Opinião

A falta que Boris fez

A falta que Boris fez

Henrique Burnay

Consultor em Assuntos Europeus

À pergunta: “quem manda na Europa?”, tradicionalmente, e sobretudo em tempos de crise, a resposta inclui a Alemanha. E França, embora menos. Nos últimos seis meses, porém, tem sido tudo menos isso

Quando todos iam começar a olhar para a nova primeira-ministra britânica, Liz Truss, o seu antecessor fez um discurso de despedida que parecia tudo menos isso. Depois do “Hasta la vista”, esta espécie de Boris Johnson em formato assombração. O futuro ex-primeiro ministro britânico tem um enorme jeito para não deixar saudades. Exceto onde nunca esteve.

Um dos lugares onde se tem notado mais a ausência do Reino Unido e, no caso, especificamente de Boris Johnson, é onde ele nunca quis estar e de onde tirou o Reino Unido: à mesa do Conselho Europeu.

Quando o referendo no Reino Unido confirmou o Brexit, houve três reações em Bruxelas: os que ficaram genuinamente contentes por ver partir o Estado membro mais resistente a maior integração, mais políticas europeias e mais federalização; os que achavam isso tudo, mas também sabiam que a saída do Reino Unido punha em risco a própria União e que, portanto, o processo tinha de ser gerido com inteligência, para não contaminar; e os que ficaram preocupados com a falta que o Reino Unido e as suas posições fariam. É possível que todos estes grupos tenham razão, pelo menos em parte e em determinadas ocasiões. Mas os últimos seis meses têm mostrado bem a falta que o Reino Unido, e no caso o próprio Boris Johnson, tem feito à União Europeia.

À pergunta: “quem manda na Europa?”, tradicionalmente, e sobretudo em tempos de crise, a resposta inclui a Alemanha.

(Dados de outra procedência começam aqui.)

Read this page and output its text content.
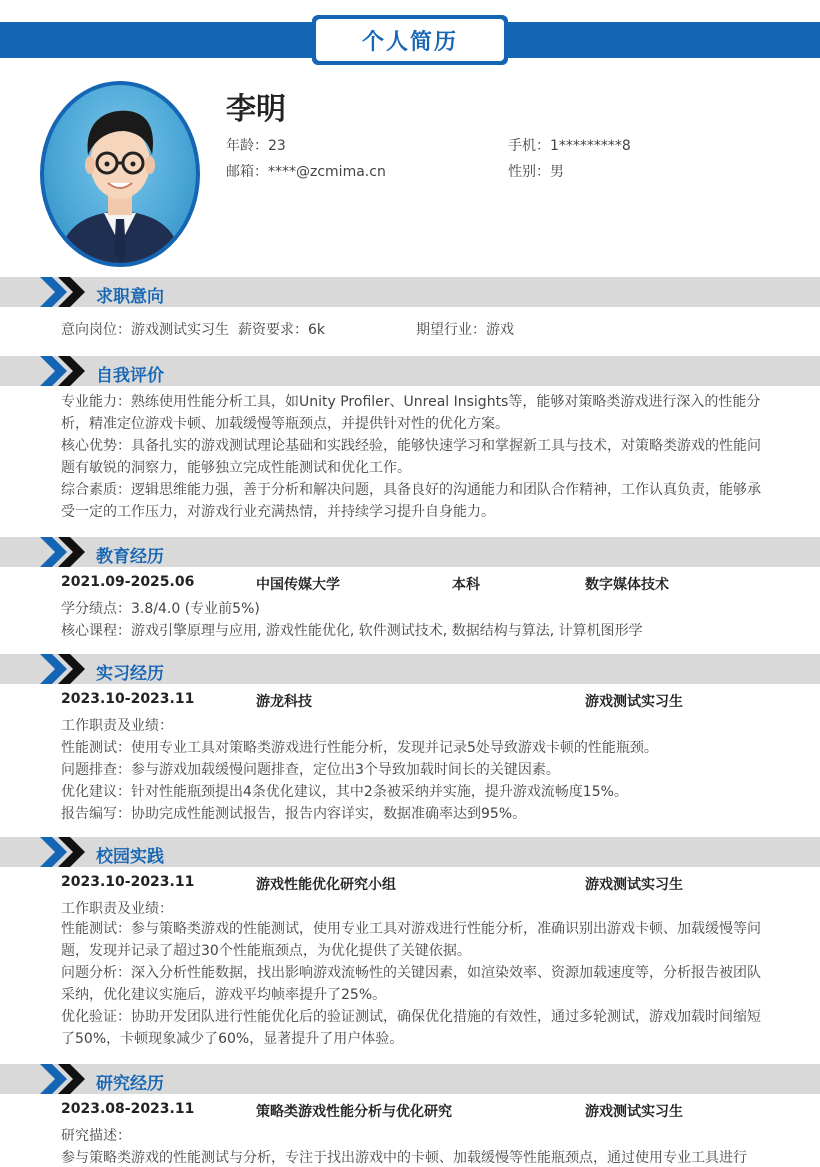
个人简历
李明
年龄：23	手机：1*********8
邮箱：****@zcmima.cn	性别：男
求职意向
意向岗位：游戏测试实习生 薪资要求：6k	期望行业：游戏
自我评价
专业能力：熟练使用性能分析工具，如Unity Profiler、Unreal Insights等，能够对策略类游戏进行深入的性能分析，精准定位游戏卡顿、加载缓慢等瓶颈点，并提供针对性的优化方案。
核心优势：具备扎实的游戏测试理论基础和实践经验，能够快速学习和掌握新工具与技术，对策略类游戏的性能问题有敏锐的洞察力，能够独立完成性能测试和优化工作。
综合素质：逻辑思维能力强，善于分析和解决问题，具备良好的沟通能力和团队合作精神，工作认真负责，能够承受一定的工作压力，对游戏行业充满热情，并持续学习提升自身能力。
教育经历
2021.09-2025.06	中国传媒大学	本科	数字媒体技术
学分绩点：3.8/4.0 (专业前5%)
核心课程：游戏引擎原理与应用, 游戏性能优化, 软件测试技术, 数据结构与算法, 计算机图形学
实习经历
2023.10-2023.11	游龙科技	游戏测试实习生
工作职责及业绩：
性能测试：使用专业工具对策略类游戏进行性能分析，发现并记录5处导致游戏卡顿的性能瓶颈。
问题排查：参与游戏加载缓慢问题排查，定位出3个导致加载时间长的关键因素。
优化建议：针对性能瓶颈提出4条优化建议，其中2条被采纳并实施，提升游戏流畅度15%。
报告编写：协助完成性能测试报告，报告内容详实，数据准确率达到95%。
校园实践
2023.10-2023.11	游戏性能优化研究小组	游戏测试实习生
工作职责及业绩：
性能测试：参与策略类游戏的性能测试，使用专业工具对游戏进行性能分析，准确识别出游戏卡顿、加载缓慢等问题，发现并记录了超过30个性能瓶颈点，为优化提供了关键依据。
问题分析：深入分析性能数据，找出影响游戏流畅性的关键因素，如渲染效率、资源加载速度等，分析报告被团队采纳，优化建议实施后，游戏平均帧率提升了25%。
优化验证：协助开发团队进行性能优化后的验证测试，确保优化措施的有效性，通过多轮测试，游戏加载时间缩短了50%，卡顿现象减少了60%，显著提升了用户体验。
研究经历
2023.08-2023.11	策略类游戏性能分析与优化研究	游戏测试实习生
研究描述：
参与策略类游戏的性能测试与分析，专注于找出游戏中的卡顿、加载缓慢等性能瓶颈点，通过使用专业工具进行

E França, embora menos. Nos últimos seis meses, porém, tem sido tudo menos isso.

Desde o início da invasão russa da Ucrânia que a liderança europeia tem estado onde é menos comum. Em Bruxelas, Roberta Metsola, a presidente do Parlamento Europeu, vinda de Malta e com “apenas” 43 anos, foi a primeira política das Instituições europeias a ir a Kyiv, quando isso exigia, além do mais, coragem física. Seguiu-se Ursula Von der Leyen. A presidente da Comissão Europeia fez, aliás, questão de ir em Abril e voltar em Junho, antes que Macron, Scholz e Draghi lá fossem pela primeira vez. E antes que os líderes de França, Alemanha e Itália dissessem que a Ucrânia podia começar a negociar uma eventual adesão à União Europeia, a presidente da Comissão disse logo que a Ucrânia tinha um destino europeu.

Fora de Bruxelas, ou em Bruxelas à volta da mesa do Conselho Europeu, também não têm sido franceses e alemães (ou italianos) a liderar a resposta europeia. Das notícias às declarações políticas, tudo tem indicado que os países bálticos, os da Europa Central, chefiados pela Polónia, e os nórdicos, Finlândia e Suécia, têm estado na linha da frente. São eles que têm puxado. São eles que têm pedido as decisões que depois, e às vezes a custo, os restantes acordam.

E é aqui que se tem notado a diferença que o Reino Unido e o ex-Primeiro Ministro britânico teriam feito. Se Boris Johnson, o primeiro responsável do pelo Brexit, estivesse à mesa do Conselho Europeu, Polónia, Estónia, Letónia, Lituânia, Finlândia e Suécia, entre outros, teriam tido o apoio de um dos grandes. Teriam, provavelmente, tido a liderança de um dos maiores e mais importantes membros da União Europeia. E isso, naquelas discussões, conta.

E o reverso é igualmente verdade. Boris Johnson, que fez tudo para que o Reino Unido saísse da União Europeia, aconselhou a Ucrânia a entrar, e a União Europeia a recebê-la. Porque, por muito que o Reino Unido tenha para oferecer, e tem oferecido, não tem aquilo que a UE dá e a Ucrânia quer e precisa. O Reino Unido será um aliado dos ucranianos, a União Europeia pode ser a sua casa. Os ucranianos querem aderir à União Europeia da mesma maneira que os europeus de leste quiseram aderir após a queda do Muro de Berlim. Mas desta vez não têm Thatcher nem o Reino Unido para lhes abrir a porta. E a culpa é de Boris Johnson.